[Frontiers in Bioscience S5, 650-660, January 1, 2013]
Catalytic site amino acids of PKGI-alpha influence allosteric cGMP binding
Jennifer L. Busch1, Thomas M. Bridges2, Robyn Richie-Jannetta3, Brian P. Hollett1, Sharron H. Francis2, Jackie D. Corbin2
1Department of Biology, Wheaton College, Wheaton, IL 60187; 2Department of Molecular Physiology and Biophysics and 3Department of Biochemistry, Vanderbilt University, Nashville, TN 37232-0615
TABLE OF CONTENTS
Ser-64, an autophosphorylation site in the autoinhibitory subdomain of cGMP-dependent protein kinase type I-alpha (PKGI-alpha), lowers affinity for cGMP and suppresses catalytic activity (1). Using the structure of homologous cAMP-dependent protein kinase as a model, three conserved residues (Gln-401, His-404, Cys-518) in the PKGI-alpha catalytic site are predicted to be juxtaposed to Ser-64 (2).

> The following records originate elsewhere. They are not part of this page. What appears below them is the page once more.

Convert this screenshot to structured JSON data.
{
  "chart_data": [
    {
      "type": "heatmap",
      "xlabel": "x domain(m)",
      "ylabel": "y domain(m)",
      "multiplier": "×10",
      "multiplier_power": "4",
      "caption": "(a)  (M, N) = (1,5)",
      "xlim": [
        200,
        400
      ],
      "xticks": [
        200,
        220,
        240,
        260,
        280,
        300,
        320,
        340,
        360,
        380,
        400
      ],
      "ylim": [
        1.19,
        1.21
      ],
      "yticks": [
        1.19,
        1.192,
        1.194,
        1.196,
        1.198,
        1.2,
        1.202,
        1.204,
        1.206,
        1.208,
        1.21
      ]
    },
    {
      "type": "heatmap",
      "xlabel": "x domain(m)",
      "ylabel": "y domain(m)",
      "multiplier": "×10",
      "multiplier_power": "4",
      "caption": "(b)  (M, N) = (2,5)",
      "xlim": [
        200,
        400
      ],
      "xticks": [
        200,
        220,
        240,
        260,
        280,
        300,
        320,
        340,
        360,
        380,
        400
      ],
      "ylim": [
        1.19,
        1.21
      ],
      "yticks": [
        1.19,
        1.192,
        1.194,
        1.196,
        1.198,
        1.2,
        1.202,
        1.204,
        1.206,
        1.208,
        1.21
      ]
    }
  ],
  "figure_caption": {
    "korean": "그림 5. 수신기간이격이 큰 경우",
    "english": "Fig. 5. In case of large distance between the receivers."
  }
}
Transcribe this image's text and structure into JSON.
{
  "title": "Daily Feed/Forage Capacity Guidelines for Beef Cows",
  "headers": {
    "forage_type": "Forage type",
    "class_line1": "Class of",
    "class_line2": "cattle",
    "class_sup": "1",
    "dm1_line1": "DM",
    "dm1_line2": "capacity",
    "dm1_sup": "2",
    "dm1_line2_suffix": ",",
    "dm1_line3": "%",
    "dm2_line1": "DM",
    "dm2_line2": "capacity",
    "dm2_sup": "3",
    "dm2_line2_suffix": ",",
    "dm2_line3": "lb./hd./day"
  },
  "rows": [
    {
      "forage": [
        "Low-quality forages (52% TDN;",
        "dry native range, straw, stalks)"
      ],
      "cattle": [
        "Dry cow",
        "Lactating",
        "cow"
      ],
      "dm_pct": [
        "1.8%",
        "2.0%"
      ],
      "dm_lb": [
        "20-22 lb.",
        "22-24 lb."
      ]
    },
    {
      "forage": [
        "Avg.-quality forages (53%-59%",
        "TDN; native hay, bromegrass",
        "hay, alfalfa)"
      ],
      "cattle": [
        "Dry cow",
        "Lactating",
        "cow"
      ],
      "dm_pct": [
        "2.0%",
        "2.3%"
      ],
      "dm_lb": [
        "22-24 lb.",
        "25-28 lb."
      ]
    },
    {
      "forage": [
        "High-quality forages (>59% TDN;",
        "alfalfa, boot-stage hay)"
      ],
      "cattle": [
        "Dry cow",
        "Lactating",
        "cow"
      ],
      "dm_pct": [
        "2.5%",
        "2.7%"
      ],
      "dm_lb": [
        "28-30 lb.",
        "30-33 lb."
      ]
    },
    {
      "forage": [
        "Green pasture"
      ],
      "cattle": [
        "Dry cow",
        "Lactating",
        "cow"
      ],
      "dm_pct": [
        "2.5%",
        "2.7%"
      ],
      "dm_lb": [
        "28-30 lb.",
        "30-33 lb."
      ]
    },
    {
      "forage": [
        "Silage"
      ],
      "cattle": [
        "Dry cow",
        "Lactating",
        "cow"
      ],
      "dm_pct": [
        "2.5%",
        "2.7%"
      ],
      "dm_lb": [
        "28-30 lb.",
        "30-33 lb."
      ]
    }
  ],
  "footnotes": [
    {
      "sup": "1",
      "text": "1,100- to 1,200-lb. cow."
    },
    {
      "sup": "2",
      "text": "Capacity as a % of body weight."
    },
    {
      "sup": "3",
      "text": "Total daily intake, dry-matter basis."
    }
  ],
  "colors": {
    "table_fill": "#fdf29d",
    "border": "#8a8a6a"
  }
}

Individual point mutants (Q401A, H404A and C518A) and a double mutant (S64A/H404A) have been generated. cGMP or cAMP affinities (Ka) of each mutant protein for phosphotransferase activation and allosteric (3H)cGMP-binding affinity (KD) of each mutant protein are significantly improved over those of wild-type (WT) PKGI-alpha. However, affinities (Km) of the mutant PKGs for peptide substrates or ATP are unaltered. Kinase activity ratio (-GMP/+cGMP) of H404A is greater than that for WT, Q401A, or C518A, and similar to that for S64A and S64A/H404A. These results reveal a unique mechanism whereby catalytic domain residues predicted to be spatially close to Ser-64 of the regulatory domain weaken the intrinsically high affinity of PKGI-alpha for cGMP and provide for autoinhibition of catalytic activity.